September 19, 2023
Nearly a year after two people were killed during an unsanctioned car rally in Wildwood, police are working to prevent the H2oi pop-up from returning to the Jersey Shore community.
At least 500 cars came to last year's Sept. 24 event, according to police. A speeding Infiniti driver struck another car and several pedestrians near the intersection of Burk and Atlantic avenues, killing two bystanders. Another driver crashed his BMW into a golf cart, seriously injuring one of its occupants.
In a Facebook post on Tuesday, Wildwood police said they are actively monitoring social media and have warned groups promoting car rallies to shut down their accounts. All social media pages known to be promoting a meetup in Wildwood have been removed from their respective platforms, police said. There is no indication that a large-scale event has been planned, but police are preparing for the possibility of drivers returning to Wildwood later this month.
"The Wildwood Police Department with the assistance of the City of Wildwood Solicitor were able to quickly identify the promoters of these groups and legally advise them to cease and desist their promotion of these unsanctioned events," police said in the post.
The annual H2oi rally was first organized in September 2010. For years, H2oi was held in Ocean City, Maryland, bringing hundreds of auto enthusiasts there to drag race, do burnouts and rev their engines.
But when Ocean City cracked down on the event in 2018 by increasing fines for speeding and performing burnouts, groups affiliated with H2oi sought other locations for the meetup, including Wildwood.
After last year's event, the organizer of a Facebook page promoting the event shut the page down and urged people to contribute to GoFundMe campaigns for the victims who were killed, NJ.com reported.
“What happened this past weekend was horrifying, and should never have happened," the page administrator, Shawn Khellawan, wrote on Facebook.
Four people were charged with crimes connected to the rally in Wildwood.

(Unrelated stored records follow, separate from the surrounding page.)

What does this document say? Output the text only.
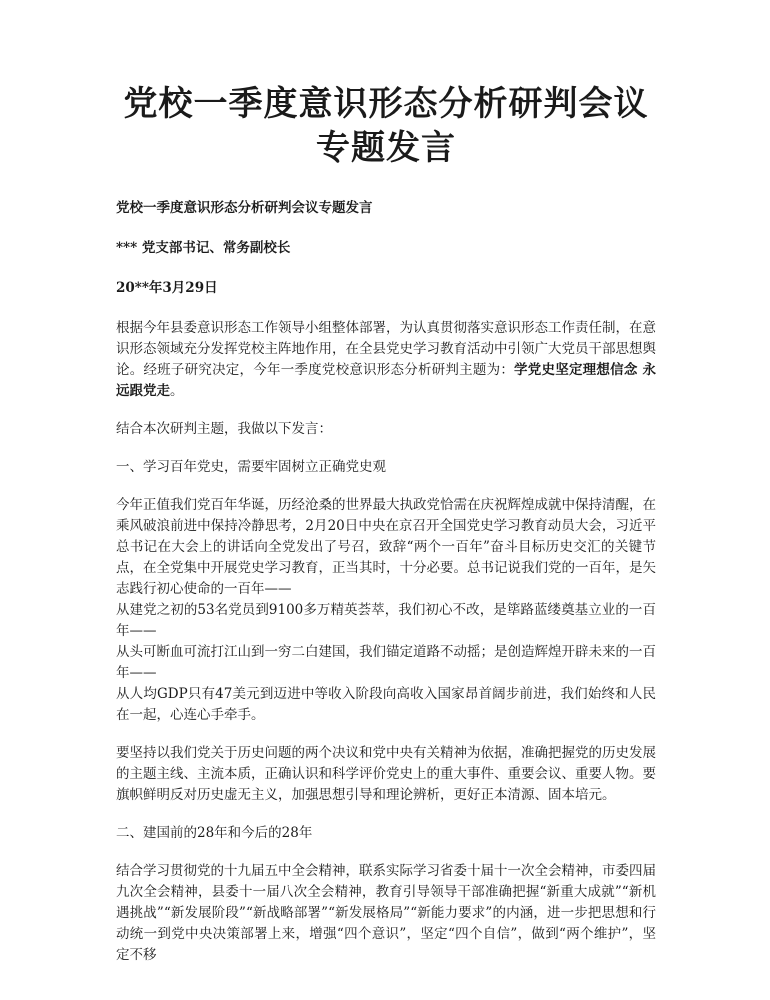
党校一季度意识形态分析研判会议专题发言

党校一季度意识形态分析研判会议专题发言

*** 党支部书记、常务副校长

20**年3月29日

根据今年县委意识形态工作领导小组整体部署，为认真贯彻落实意识形态工作责任制，在意识形态领域充分发挥党校主阵地作用，在全县党史学习教育活动中引领广大党员干部思想舆论。经班子研究决定，今年一季度党校意识形态分析研判主题为：学党史坚定理想信念 永远跟党走。

结合本次研判主题，我做以下发言：

一、学习百年党史，需要牢固树立正确党史观

今年正值我们党百年华诞，历经沧桑的世界最大执政党恰需在庆祝辉煌成就中保持清醒，在乘风破浪前进中保持冷静思考，2月20日中央在京召开全国党史学习教育动员大会，习近平总书记在大会上的讲话向全党发出了号召，致辞“两个一百年”奋斗目标历史交汇的关键节点，在全党集中开展党史学习教育，正当其时，十分必要。总书记说我们党的一百年，是矢志践行初心使命的一百年——
从建党之初的53名党员到9100多万精英荟萃，我们初心不改，是筚路蓝缕奠基立业的一百年——
从头可断血可流打江山到一穷二白建国，我们锚定道路不动摇；是创造辉煌开辟未来的一百年——
从人均GDP只有47美元到迈进中等收入阶段向高收入国家昂首阔步前进，我们始终和人民在一起，心连心手牵手。

要坚持以我们党关于历史问题的两个决议和党中央有关精神为依据，准确把握党的历史发展的主题主线、主流本质，正确认识和科学评价党史上的重大事件、重要会议、重要人物。要旗帜鲜明反对历史虚无主义，加强思想引导和理论辨析，更好正本清源、固本培元。

二、建国前的28年和今后的28年

结合学习贯彻党的十九届五中全会精神，联系实际学习省委十届十一次全会精神，市委四届九次全会精神，县委十一届八次全会精神，教育引导领导干部准确把握“新重大成就”“新机遇挑战”“新发展阶段”“新战略部署”“新发展格局”“新能力要求”的内涵，进一步把思想和行动统一到党中央决策部署上来，增强“四个意识”，坚定“四个自信”，做到“两个维护”，坚定不移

The driver of the Infiniti, Gerald J. White, 38, of Pittsburgh, was charged with aggravated manslaughter and other offenses. He allegedly had been fleeing from police before the collision occurred. A pedestrian and a person who was in the struck car were injured in the crash. In February, White rejected a plea deal and is still in prison awaiting his trial, the Cape May County Herald reported.
Authorities also charged another driver, Eryk Wnek, 23, of Linden, for allegedly crashing his BMW into a golf cart that had six people in it.
Joshua Bocchino, 20, of Long Branch, was charged with assaulting a police officer during the rally. And Zion Diaz, 19, of Hammonton, was charged with rioting for encouraging drivers to block intersections.
Wildwood leaders said last fall they would seek to emulate Ocean City's actions by tripling the cost of fines for traffic violations and towing charges linked to unsanctioned car rallies. Such changes would require approval from the state legislature.
State Sen. Michael Testa, a Republican whose district includes Cape May County, introduced legislation in 2021 that would expand the state's definition of a riot to include criminal conduct during car meets like the H2oi pop-up. That bill stalled after it was referred to the Senate Judiciary Committee.
The Cape May County Prosecutor's Office and Wildwood police did not immediately respond Tuesday when asked whether any other efforts have been made to increase penalties for people who break the law during car rallies.